On the determination of sets by their triple correlation in finite cyclic groups

Abstract

Let $G$ be a finite abelian group and $E$ a subset of it. Suppose that we know for all subsets $T$ of $G$ of size up to $k$ for how many $x\in G$ the translate $x+T$ is contained in $E$. This information is collectively called the $k$-deck of $E$. One can naturally extend the domain of definition of the $k$-deck to include functions on $G$. Given the group $G$, when is the $k$-deck of a set in $G$ sufficient to determine the set up to translation? The $2$-deck is not sufficient (even when we allow for reflection of the set, which does not change the $2$-deck) and the first interesting case is $k=3$. We further restrict $G$ to be cyclic and determine the values of $n$ for which the $3$-deck of a subset of ${\mathbb{Z}}_n$ is sufficient to determine the set up to translation.
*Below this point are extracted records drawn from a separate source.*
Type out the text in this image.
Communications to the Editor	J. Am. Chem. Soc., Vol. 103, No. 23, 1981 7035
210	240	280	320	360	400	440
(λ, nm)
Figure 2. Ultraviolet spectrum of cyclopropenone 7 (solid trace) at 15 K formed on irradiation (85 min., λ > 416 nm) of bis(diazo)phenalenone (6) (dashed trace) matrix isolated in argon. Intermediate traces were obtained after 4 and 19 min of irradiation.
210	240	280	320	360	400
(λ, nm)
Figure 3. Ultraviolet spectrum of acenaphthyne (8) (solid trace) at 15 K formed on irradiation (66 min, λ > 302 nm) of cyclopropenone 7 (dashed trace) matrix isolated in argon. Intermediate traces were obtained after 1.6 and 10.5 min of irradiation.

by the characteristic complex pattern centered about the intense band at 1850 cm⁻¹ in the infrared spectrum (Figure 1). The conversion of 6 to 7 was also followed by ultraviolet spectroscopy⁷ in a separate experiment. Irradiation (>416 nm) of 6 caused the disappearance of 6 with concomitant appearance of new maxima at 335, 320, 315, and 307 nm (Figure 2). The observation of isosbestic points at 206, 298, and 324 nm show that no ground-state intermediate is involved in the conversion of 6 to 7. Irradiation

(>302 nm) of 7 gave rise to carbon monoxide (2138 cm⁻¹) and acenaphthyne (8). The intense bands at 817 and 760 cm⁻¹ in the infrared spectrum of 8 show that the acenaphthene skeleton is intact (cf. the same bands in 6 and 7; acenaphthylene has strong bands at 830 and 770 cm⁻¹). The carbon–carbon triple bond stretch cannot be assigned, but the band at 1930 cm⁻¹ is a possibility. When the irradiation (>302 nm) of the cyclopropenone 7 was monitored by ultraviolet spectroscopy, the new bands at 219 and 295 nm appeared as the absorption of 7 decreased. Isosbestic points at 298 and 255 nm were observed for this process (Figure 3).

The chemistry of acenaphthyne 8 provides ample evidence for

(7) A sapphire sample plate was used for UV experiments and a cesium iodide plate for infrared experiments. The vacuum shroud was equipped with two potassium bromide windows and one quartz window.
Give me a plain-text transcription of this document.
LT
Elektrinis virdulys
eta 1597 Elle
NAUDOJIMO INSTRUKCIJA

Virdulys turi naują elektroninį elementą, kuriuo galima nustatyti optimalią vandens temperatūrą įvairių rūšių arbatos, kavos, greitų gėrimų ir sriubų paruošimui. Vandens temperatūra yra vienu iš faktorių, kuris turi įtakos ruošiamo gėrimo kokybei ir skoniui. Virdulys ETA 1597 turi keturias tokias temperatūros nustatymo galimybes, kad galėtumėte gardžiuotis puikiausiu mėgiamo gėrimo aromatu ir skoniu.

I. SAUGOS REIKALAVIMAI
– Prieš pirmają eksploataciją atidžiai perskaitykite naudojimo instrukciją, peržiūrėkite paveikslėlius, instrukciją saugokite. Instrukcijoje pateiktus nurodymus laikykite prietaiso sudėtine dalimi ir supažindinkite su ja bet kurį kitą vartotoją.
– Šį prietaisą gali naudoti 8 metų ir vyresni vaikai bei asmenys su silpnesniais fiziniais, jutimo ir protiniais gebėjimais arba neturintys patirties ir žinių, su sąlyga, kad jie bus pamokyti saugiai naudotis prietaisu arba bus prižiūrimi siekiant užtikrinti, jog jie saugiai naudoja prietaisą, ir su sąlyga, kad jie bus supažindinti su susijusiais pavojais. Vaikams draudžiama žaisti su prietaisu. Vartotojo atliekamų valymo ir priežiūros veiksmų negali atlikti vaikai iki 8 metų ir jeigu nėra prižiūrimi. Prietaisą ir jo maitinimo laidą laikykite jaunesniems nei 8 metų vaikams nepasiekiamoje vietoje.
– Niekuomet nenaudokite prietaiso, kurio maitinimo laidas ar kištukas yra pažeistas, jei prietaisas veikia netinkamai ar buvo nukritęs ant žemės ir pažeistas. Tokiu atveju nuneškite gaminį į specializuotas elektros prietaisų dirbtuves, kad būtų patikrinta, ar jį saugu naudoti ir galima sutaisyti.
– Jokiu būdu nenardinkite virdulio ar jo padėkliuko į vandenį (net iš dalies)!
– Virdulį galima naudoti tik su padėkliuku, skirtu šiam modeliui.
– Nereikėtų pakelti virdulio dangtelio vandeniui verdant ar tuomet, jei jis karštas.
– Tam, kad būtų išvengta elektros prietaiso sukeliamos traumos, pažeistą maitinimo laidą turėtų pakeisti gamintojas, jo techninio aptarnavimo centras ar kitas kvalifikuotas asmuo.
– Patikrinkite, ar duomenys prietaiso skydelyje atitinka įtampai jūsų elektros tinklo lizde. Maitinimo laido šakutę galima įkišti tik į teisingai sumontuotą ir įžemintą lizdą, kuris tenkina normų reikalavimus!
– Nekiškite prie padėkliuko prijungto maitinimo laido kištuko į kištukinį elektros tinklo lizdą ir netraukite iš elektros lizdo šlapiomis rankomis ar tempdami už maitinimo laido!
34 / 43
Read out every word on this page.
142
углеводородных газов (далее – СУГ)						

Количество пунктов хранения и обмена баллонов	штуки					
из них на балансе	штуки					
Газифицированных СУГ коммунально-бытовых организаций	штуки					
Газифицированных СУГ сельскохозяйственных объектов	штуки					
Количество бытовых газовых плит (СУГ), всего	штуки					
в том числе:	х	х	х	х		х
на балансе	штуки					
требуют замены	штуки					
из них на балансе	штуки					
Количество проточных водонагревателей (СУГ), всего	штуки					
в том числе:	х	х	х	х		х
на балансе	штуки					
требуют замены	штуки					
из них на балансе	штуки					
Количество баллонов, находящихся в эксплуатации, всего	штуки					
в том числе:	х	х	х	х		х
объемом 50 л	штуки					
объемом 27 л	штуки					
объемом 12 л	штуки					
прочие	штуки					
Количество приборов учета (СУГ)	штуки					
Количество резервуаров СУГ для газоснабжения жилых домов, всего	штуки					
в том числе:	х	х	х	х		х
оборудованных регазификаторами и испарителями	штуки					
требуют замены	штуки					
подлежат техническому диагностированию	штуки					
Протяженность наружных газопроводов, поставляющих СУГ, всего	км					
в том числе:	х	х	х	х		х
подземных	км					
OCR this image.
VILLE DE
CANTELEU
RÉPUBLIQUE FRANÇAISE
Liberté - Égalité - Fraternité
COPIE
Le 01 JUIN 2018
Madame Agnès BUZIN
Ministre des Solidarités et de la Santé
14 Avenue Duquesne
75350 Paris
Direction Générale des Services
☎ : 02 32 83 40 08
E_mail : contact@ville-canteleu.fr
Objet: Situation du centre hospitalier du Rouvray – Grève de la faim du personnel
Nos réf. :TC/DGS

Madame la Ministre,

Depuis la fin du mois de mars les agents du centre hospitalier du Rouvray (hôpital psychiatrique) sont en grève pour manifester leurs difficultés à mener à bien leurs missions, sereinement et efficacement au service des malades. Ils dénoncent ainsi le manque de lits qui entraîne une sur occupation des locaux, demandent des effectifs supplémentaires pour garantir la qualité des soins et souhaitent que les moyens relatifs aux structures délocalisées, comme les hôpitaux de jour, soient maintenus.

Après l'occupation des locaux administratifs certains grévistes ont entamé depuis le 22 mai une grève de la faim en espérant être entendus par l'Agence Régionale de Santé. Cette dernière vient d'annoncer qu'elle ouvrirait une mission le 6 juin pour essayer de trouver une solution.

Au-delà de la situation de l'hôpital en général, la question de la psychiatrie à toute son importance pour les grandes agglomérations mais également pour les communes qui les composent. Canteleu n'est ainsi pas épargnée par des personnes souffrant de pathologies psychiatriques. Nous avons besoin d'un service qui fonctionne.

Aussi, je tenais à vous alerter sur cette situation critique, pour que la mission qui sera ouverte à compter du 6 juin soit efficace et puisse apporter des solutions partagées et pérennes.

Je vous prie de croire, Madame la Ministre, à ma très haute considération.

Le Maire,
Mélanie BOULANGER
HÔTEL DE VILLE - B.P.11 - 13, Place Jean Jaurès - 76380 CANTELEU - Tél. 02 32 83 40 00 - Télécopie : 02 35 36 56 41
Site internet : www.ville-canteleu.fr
This completes the work begun by Grünbaum and Moore [GM] as far as the $3$-deck is concerned. We additionally estimate from above the probability that for a random subset of ${\mathbb{Z}}_n$, there exists another subset, not a translate of the first, with the same $3$-deck. We give an exponentially small upper bound when the previously known one was $O(1/\sqrt{n})$.